Mum agreed with my logic and said I could get one. I felt an incredible excitement at the prospect but didn't understand why or the significance of my attraction to coats like this. With Ken all done up in his old Hardie, I paddled around in my wellies and old raincoat with the hood up to Geoff's house where he was waiting for me. My excitement swelled as he was wearing a new Dunlop black rubber coat like my little brother wanted. He had also grown out of his old coat and had complained it was far too small for him even though it still looked new and shiny and had already been well worn by Phil. His mother had bought him a new raincoat the day before and there he was all dressed up, all smiles in his new shiny black rubber with his wellies on and a new black sou'wester with the rain glistening in little rivers on the wet rubber. He looked absolutely gorgeous and I felt compelled to hug him and feel the soft black rubber which I did. It was so new it still had creases from the! packing.
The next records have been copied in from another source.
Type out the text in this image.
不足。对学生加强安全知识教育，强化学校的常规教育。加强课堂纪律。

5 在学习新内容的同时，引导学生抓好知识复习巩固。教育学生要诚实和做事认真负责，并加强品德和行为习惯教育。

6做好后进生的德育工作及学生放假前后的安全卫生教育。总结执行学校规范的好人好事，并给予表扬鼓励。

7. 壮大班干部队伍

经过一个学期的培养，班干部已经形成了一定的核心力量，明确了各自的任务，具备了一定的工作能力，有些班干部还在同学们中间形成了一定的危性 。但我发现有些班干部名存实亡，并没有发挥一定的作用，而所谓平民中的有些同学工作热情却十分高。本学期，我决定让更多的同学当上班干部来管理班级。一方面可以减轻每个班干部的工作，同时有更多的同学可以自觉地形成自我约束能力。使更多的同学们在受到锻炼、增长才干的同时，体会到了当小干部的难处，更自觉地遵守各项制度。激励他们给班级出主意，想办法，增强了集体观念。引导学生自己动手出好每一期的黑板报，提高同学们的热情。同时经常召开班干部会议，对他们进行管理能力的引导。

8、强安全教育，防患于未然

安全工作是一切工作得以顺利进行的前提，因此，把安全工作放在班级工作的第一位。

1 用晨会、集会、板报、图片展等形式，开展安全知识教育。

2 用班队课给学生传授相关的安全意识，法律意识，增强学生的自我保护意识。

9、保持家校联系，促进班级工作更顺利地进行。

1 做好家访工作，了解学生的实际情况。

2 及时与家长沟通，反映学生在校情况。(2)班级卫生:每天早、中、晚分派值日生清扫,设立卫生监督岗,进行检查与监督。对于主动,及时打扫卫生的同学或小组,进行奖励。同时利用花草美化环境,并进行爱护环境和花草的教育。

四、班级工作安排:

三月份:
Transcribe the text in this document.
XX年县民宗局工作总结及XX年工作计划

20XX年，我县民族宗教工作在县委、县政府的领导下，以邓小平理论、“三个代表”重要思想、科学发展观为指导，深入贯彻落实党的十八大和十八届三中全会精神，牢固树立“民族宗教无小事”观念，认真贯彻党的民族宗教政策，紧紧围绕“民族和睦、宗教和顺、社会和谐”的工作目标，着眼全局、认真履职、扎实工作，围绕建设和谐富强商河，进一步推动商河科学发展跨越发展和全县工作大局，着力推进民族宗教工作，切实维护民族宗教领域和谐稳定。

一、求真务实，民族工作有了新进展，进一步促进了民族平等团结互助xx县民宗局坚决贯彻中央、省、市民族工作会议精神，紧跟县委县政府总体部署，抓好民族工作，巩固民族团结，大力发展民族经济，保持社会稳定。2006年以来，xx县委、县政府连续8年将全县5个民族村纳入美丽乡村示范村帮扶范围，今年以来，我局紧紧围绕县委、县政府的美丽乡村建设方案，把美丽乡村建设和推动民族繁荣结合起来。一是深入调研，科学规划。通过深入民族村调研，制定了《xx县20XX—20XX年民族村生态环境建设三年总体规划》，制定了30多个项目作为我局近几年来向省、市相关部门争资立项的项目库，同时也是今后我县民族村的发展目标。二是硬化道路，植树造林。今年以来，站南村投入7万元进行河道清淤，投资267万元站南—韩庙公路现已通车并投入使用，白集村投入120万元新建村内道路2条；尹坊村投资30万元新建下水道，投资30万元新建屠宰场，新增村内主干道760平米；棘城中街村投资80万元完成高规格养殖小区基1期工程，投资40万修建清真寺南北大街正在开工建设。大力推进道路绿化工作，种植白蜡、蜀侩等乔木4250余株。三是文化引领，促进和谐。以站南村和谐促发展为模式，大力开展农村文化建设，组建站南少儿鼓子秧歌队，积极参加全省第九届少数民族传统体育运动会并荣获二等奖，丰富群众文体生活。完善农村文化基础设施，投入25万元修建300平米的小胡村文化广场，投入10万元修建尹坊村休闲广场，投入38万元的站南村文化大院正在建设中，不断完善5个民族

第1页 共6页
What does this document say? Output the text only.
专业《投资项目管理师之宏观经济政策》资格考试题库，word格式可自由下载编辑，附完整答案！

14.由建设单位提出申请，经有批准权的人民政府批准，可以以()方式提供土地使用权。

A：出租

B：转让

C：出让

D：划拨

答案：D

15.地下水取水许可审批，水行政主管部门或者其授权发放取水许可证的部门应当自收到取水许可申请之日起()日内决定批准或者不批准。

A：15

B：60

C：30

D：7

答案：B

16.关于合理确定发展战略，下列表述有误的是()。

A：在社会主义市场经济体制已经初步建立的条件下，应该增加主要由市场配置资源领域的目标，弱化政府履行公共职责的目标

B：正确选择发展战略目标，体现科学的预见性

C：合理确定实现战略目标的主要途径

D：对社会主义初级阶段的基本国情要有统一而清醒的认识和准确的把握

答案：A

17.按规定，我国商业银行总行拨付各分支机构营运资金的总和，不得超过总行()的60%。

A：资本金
Then I knew I had to have one just like it!! I told him how beautiful he looked in it and that I was going to get two just like it for Ken and me the next day. He said he would come with us because he knew which shop sold Dunlop. We walked off to school together with our arms around each other and I couldn't resist holding him tighter as the rain pelted down. When we got to school we hung up our raincoats and changed out of our rubber boots and both put our white sandshoes (tennis shoes) on.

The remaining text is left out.